As reported in the Journal of Clinical Oncology by Shroff et al, the phase III SWOG S1815 trial showed that nab-paclitaxel plus gemcitabine/cisplatin (GAP regimen) did not significantly improve overall survival vs gemcitabine/cisplatin alone in newly diagnosed patients with advanced biliary tract cancers.
Study Details
In the U.S. multicenter open-label trial, 441 eligible patients were randomly assigned 2:1 between December 2018 and February 2021 to receive GAP (n = 294) or gemcitabine/cisplatin (n = 147). GAP consisted of gemcitabine at 800 mg/m2, cisplatin at 25 mg/m2, and nab-paclitaxel at 100 mg/m2 on days 1 and 8 of 21-day cycles; Gemcitabine/cisplatin consisted of gemcitabine at 1,000 mg/m2 and cisplatin at 25 mg/m2 on days 1 and 8 of 21-day cycles. For the GAP and gemcitabine/cisplatin groups, 26% and 28% had unresectable locally advanced disease, and 74% and 72% had metastatic disease. Among all patients, 67% had intrahepatic cholangiocarcinoma, 16% had gallbladder carcinoma, and 17% had extrahepatic cholangiocarcinoma. The primary outcome measure was overall survival.
Key Findings
Median overall survival was 14.0 months (95% confidence interval [CI] = 12.4–16.1 months) in the GAP group vs 13.6 months (95% CI = 9.7–16.6 months) in the gemcitabine/cisplatin group (hazard ratio [HR] = 0.91, 95% CI = 0.72–1.14, P = .41). Median progression free survival was 7.5 months (95% CI = 6.4–8.5 months) in the GAP group vs 6.3 months (95% CI = 4.4–8.2 months) in the gemcitabine/cisplatin group (HR = 0.89, 95% CI = 0.71–1.12, P = .32).

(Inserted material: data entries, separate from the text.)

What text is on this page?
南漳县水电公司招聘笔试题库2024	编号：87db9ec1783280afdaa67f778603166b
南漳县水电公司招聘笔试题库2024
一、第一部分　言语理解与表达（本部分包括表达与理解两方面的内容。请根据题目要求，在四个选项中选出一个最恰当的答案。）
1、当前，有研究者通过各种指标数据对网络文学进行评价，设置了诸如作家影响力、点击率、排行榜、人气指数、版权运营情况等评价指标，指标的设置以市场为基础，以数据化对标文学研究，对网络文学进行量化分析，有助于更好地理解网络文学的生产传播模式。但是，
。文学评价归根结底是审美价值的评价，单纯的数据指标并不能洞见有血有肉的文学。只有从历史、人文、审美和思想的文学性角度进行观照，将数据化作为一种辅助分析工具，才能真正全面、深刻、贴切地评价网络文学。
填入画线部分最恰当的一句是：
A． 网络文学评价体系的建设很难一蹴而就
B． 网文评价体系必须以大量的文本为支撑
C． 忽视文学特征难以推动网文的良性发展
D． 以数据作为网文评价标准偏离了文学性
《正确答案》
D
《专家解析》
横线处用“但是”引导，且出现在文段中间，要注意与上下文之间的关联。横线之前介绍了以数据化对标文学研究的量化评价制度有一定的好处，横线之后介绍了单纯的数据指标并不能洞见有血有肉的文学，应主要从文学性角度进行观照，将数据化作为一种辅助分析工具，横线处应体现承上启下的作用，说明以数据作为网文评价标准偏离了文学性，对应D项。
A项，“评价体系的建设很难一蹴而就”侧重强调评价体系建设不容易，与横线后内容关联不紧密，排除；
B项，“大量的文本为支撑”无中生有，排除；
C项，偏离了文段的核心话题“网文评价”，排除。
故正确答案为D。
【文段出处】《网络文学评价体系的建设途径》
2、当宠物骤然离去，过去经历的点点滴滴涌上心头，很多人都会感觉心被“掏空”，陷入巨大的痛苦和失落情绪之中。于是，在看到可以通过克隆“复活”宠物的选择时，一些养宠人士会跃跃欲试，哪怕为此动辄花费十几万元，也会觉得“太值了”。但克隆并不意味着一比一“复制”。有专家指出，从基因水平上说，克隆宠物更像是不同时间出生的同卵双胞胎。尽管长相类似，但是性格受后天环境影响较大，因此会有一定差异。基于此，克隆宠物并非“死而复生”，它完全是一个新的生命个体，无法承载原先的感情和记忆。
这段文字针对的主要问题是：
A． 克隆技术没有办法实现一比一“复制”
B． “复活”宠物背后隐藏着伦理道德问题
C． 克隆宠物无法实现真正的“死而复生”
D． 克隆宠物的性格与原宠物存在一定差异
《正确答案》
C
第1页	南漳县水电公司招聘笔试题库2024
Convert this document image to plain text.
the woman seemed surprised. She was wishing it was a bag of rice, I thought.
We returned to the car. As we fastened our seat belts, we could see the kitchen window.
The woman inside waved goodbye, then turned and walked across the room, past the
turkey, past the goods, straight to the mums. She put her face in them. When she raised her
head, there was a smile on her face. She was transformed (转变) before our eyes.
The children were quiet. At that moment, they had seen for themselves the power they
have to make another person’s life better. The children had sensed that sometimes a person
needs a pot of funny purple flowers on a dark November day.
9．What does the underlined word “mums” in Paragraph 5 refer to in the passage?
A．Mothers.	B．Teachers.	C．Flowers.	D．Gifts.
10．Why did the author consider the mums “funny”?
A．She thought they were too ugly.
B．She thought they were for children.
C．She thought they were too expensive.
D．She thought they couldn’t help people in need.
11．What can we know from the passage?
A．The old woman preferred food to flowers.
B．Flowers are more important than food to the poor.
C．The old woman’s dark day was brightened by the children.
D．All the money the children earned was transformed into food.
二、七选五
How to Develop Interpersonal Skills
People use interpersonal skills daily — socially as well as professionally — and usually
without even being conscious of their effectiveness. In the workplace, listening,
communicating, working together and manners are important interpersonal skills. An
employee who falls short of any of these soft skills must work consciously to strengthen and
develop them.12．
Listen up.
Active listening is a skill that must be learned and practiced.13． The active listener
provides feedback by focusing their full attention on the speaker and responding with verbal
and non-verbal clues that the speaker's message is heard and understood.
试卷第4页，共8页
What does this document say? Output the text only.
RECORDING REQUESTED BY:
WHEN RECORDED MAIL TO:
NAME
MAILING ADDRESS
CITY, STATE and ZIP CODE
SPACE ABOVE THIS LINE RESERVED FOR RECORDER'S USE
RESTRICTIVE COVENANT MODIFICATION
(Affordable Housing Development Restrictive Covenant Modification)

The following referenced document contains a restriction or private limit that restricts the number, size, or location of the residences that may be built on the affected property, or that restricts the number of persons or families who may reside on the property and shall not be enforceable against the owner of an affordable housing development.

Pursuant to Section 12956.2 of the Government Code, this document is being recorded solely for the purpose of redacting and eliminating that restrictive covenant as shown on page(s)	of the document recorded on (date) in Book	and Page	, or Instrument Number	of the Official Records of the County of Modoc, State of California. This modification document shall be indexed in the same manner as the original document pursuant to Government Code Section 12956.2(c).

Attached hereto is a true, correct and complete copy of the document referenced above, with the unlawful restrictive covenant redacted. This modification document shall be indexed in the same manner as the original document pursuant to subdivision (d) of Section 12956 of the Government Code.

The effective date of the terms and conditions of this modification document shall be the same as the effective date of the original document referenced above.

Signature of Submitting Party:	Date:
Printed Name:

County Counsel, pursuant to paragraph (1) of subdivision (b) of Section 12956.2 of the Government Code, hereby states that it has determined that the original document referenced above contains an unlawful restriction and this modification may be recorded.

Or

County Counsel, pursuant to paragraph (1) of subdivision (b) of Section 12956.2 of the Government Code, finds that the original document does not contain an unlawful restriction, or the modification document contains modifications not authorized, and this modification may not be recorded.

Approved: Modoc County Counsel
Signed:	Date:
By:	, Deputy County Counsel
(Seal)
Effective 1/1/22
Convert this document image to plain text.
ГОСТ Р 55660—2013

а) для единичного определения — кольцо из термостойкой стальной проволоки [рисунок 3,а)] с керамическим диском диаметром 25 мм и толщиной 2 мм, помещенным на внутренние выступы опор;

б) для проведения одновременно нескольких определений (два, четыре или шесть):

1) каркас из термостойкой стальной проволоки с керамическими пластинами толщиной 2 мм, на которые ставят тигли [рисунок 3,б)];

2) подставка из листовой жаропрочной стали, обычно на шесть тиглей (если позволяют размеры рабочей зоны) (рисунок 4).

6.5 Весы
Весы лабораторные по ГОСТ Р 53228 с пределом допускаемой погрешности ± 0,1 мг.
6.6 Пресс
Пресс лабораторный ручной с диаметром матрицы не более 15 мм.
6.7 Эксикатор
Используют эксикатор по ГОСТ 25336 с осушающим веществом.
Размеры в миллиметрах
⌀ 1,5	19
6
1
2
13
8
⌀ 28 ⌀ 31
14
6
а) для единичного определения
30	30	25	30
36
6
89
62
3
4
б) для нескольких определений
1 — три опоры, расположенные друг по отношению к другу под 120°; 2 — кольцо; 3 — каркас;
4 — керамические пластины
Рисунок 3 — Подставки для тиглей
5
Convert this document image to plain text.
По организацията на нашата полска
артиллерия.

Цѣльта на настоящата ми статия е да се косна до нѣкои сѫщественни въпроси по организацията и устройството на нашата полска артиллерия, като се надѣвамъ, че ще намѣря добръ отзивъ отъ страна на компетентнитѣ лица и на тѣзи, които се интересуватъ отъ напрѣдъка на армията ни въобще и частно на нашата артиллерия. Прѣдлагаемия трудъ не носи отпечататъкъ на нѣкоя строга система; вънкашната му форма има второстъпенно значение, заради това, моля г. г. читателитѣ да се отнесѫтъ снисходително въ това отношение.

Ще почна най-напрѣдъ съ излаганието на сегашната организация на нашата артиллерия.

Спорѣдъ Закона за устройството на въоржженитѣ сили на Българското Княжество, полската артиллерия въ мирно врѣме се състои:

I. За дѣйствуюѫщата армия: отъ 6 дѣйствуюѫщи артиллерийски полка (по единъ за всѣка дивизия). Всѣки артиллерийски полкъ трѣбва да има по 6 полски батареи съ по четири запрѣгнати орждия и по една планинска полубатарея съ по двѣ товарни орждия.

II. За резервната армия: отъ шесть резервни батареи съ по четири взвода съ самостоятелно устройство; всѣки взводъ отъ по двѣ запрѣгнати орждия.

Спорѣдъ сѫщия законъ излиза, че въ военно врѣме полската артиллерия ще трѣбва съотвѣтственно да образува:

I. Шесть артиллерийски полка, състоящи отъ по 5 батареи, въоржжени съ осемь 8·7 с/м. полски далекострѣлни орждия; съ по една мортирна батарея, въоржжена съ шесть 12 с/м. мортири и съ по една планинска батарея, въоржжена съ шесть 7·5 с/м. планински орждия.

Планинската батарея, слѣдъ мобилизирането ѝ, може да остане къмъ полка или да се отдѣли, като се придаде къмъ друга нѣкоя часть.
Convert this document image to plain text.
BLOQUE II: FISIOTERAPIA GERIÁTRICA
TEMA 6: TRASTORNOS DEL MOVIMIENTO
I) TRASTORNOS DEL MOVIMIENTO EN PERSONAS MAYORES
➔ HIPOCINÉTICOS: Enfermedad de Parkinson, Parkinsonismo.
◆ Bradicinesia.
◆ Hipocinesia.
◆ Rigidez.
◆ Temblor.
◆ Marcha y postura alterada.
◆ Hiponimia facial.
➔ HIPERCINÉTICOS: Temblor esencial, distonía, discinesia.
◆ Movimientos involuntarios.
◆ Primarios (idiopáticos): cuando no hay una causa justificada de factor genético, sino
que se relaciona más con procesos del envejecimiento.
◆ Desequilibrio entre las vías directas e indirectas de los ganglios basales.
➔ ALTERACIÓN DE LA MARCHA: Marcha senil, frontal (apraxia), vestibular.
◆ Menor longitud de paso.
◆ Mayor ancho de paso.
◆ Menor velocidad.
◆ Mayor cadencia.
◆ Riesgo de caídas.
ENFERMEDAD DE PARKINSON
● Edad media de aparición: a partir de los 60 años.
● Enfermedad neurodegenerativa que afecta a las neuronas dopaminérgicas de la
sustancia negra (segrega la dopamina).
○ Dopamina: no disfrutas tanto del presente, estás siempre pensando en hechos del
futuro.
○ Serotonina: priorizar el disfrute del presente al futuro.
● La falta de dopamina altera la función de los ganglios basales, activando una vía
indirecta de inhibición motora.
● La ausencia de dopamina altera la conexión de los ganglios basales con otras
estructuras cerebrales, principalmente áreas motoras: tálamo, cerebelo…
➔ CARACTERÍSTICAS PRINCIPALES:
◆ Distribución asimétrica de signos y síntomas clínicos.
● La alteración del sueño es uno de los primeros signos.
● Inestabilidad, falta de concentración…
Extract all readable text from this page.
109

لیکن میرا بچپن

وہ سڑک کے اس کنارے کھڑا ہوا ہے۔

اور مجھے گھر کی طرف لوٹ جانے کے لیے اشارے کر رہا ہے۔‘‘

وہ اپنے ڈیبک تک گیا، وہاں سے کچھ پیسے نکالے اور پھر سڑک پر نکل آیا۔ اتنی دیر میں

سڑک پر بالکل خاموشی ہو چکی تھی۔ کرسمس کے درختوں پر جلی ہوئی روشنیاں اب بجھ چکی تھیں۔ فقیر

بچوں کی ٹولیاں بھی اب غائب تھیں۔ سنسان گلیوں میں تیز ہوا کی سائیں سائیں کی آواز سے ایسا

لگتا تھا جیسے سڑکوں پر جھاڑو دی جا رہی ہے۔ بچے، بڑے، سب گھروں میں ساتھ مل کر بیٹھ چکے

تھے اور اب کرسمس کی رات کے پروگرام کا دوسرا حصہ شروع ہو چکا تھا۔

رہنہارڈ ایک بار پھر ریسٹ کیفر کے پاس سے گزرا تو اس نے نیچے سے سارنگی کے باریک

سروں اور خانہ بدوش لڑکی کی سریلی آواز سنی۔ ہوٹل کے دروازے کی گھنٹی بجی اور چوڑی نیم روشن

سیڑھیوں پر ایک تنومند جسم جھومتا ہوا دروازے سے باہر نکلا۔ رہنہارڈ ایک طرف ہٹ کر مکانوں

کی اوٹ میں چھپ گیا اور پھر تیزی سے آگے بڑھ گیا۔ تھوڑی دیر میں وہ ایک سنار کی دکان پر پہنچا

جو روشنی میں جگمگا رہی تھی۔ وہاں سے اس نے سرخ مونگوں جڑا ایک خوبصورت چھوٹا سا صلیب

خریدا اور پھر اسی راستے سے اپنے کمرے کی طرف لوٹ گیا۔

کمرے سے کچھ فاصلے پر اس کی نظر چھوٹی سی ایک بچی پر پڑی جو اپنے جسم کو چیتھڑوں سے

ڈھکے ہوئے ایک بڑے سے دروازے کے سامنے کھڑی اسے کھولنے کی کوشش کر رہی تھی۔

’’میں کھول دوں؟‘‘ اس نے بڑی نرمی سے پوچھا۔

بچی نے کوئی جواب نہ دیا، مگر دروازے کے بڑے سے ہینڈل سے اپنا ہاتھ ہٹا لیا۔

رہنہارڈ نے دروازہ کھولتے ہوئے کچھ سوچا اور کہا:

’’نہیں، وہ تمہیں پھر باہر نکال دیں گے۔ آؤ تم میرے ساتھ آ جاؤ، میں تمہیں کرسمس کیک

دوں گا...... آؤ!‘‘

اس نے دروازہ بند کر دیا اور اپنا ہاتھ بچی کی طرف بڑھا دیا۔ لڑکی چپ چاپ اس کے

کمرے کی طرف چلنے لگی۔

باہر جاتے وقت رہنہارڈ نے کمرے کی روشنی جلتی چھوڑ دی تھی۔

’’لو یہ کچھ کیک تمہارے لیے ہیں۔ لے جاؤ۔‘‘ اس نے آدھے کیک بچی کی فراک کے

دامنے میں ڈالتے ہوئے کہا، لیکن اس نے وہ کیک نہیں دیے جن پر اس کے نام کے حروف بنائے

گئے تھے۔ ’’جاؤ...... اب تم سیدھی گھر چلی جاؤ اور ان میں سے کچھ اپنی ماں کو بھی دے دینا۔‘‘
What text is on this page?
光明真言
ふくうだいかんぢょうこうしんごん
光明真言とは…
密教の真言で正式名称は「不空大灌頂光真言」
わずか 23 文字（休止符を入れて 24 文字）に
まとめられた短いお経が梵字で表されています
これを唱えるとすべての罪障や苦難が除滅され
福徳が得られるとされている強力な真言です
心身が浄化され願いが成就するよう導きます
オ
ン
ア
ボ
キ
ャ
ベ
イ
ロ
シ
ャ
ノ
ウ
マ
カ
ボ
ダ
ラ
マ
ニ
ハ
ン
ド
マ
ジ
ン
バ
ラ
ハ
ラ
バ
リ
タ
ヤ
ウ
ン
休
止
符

In exploratory subset analyses, the GAP group showed greater numeric benefit in overall survival and progression-free survival vs the gemcitabine/cisplatin group in locally advanced disease compared with metastatic disease; the differences were not significant (interaction P = .14 for overall survival and P = .17 for progression-free survival). Greater improvement in progression-free survival was observed for GAP vs gemcitabine/cisplatin among patients with gallbladder cancer vs intrahepatic cholangiocarcinoma or extrahepatic cholangiocarcinoma (P for interaction = .01), with no advantage in overall survival observed (P = .28.)
Grade ≥ 3 treatment-related hematologic adverse events were more frequent in the GAP group vs the gemcitabine/cisplatin group (60% vs 45%, P = .003). Grade 3 to 4 treatment-related nonhematologic adverse events that were more common in the GAP group included alanine aminotransferase increase, anorexia, constipation, diarrhea, edema, fatigue, hypomagnesemia, nausea, sepsis, sensory peripheral neuropathy, and vomiting. A total of seven deaths were considered treatment-related in the GAP group (from sepsis in three patients and cardiac arrest, superior vena cava syndrome, thromboembolic event, and upper gastrointestinal hemorrhage in one each); one death in the gemcitabine/cisplatin group was considered related to treatment.
The investigators concluded: “The addition of a taxane in the GAP regimen to the standard gemcitabine/cisplatin regimen did not improve [overall survival] in newly diagnosed [biliary tract cancer]. More toxicity was encountered with GAP versus [gemcitabine/cisplatin].”
Rachna T. Shroff, MD, MS, FASCO, of the University of Arizona Cancer Center, Tucson, is the corresponding author of the Journal of Clinical Oncology article.
Disclosure: The study was supported by National Cancer Institute grants and by Celgene Corporation (subsidiary of Bristol Myers Squibb). For full disclosures of all study authors, visit the Journal of Clinical Oncology.